A few days after the fight Lowe was feeling positive and reflective despite two black eyes, facial bruising and sore muscles. By boxing before the Thanksgiving break, Lowe gave her injuries a chance to heal before she returned to school. Her students had been prepared just in case. They and their parents were told months ago about Lowe's boxing career and the possibility she could come back to class battered and bruised.
"I asked them if they have seen 'Rocky,'" Lowe said of her conversations with the children. "I explained it and showed them my hand wraps."
Lowe considers her loss a lesson. "I probably learned more from this loss then she will from her win," she said of her opponent.
She expects to use her newfound knowledge in February when she will meet Cornejo in a rematch - an agreement made before the Nov. 17 fight. The fight will be part of a reality TV show featuring Cornejo, Lowe said.
It's been a long road for the boxer. Lowe started training at LA Boxing five years ago after driving by and seeing the sign. "I said 'This is what I want to do. I want to fight.' "
Lowe weighed 215 at the time, a heavyweight. She works out and spars at the gym four to six days a week, mostly with men.
Now a 154-pound middleweight, Lowe is the top female boxer at her gym and the first woman trained there to turn professional.
She brushes aside any questions about her age. "I can outlast those 10 years younger than me," she said.
The fighter turned pro in August after landing just one amateur fight, which she won.

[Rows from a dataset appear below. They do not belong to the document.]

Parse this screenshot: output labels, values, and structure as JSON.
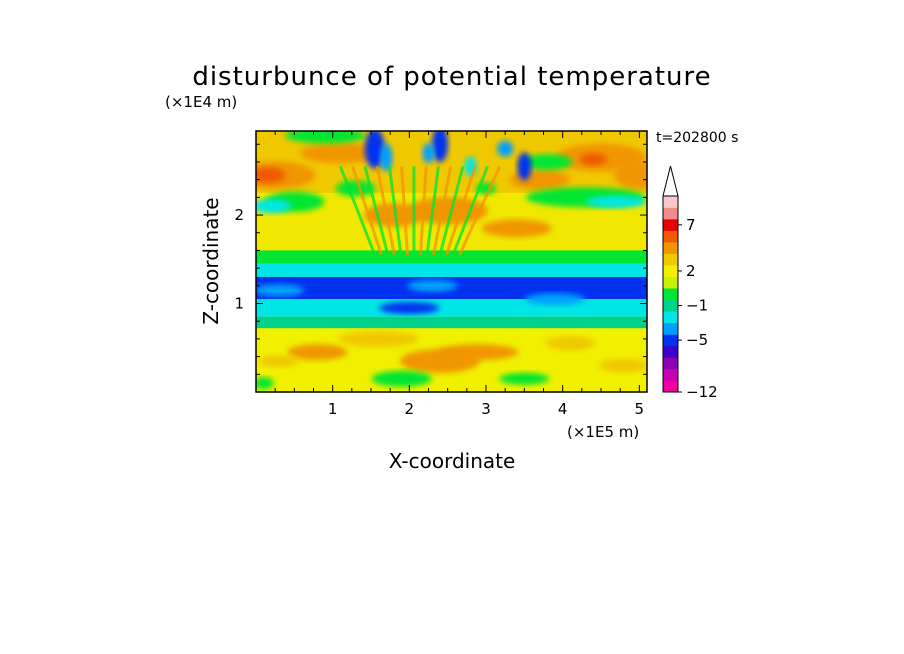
{
  "chart_data": {
    "type": "heatmap",
    "title": "disturbunce of potential temperature",
    "xlabel": "X-coordinate",
    "ylabel": "Z-coordinate",
    "x_unit": "(×1E5 m)",
    "y_unit": "(×1E4 m)",
    "time_label": "t=202800 s",
    "xlim": [
      0,
      5.1
    ],
    "ylim": [
      0,
      2.95
    ],
    "x_ticks": [
      "1",
      "2",
      "3",
      "4",
      "5"
    ],
    "y_ticks": [
      "1",
      "2"
    ],
    "colorbar": {
      "colors": [
        "#f000a0",
        "#c800b4",
        "#8c00b4",
        "#3c00c8",
        "#0032f0",
        "#00a0ff",
        "#00e6e6",
        "#00d28c",
        "#00e632",
        "#c8f000",
        "#f0f000",
        "#f0c800",
        "#f09600",
        "#f05a00",
        "#e60000",
        "#f08c8c",
        "#f8c8c8"
      ],
      "labels": [
        {
          "text": "7",
          "level": 7
        },
        {
          "text": "2",
          "level": 2
        },
        {
          "text": "−1",
          "level": -1
        },
        {
          "text": "−5",
          "level": -5
        },
        {
          "text": "−12",
          "level": -12
        }
      ],
      "extend": "max"
    },
    "bands": [
      {
        "z_from": 2.2,
        "z_to": 2.95,
        "level": "warm (orange/yellow) with blue cells near top center",
        "approx_value": 2
      },
      {
        "z_from": 1.55,
        "z_to": 2.2,
        "level": "warm wave pattern, yellow/orange, fan of rays from x≈1.5–2.7",
        "approx_value": 2
      },
      {
        "z_from": 1.1,
        "z_to": 1.55,
        "level": "cold layer (dark blue / cyan)",
        "approx_value": -5
      },
      {
        "z_from": 0.75,
        "z_to": 1.1,
        "level": "cyan / light blue",
        "approx_value": -1
      },
      {
        "z_from": 0.0,
        "z_to": 0.75,
        "level": "yellow / orange warm layer",
        "approx_value": 2
      }
    ]
  }
}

It was difficult to find amateur fights because opponents must be within 10 years of age. Because professionals don't have that rule, she decided to go that route.
Lowe's husband, David, their two children and a small group of co-workers were in the audience to watch her long-awaited pro debut.
"I see her every day with 5-year-olds - sweet and nice - and I've seen her all geared up and ready to go, but I haven't seen her fight," said Julie Sandison, who shares a kindergarten classroom with Lowe at Foulks Ranch Elementary.
Sharon Hamlin, a colleague, called the teacher a role model who shows girls they can be tough. "Someday this will inspire them to be like her," Hamlin said.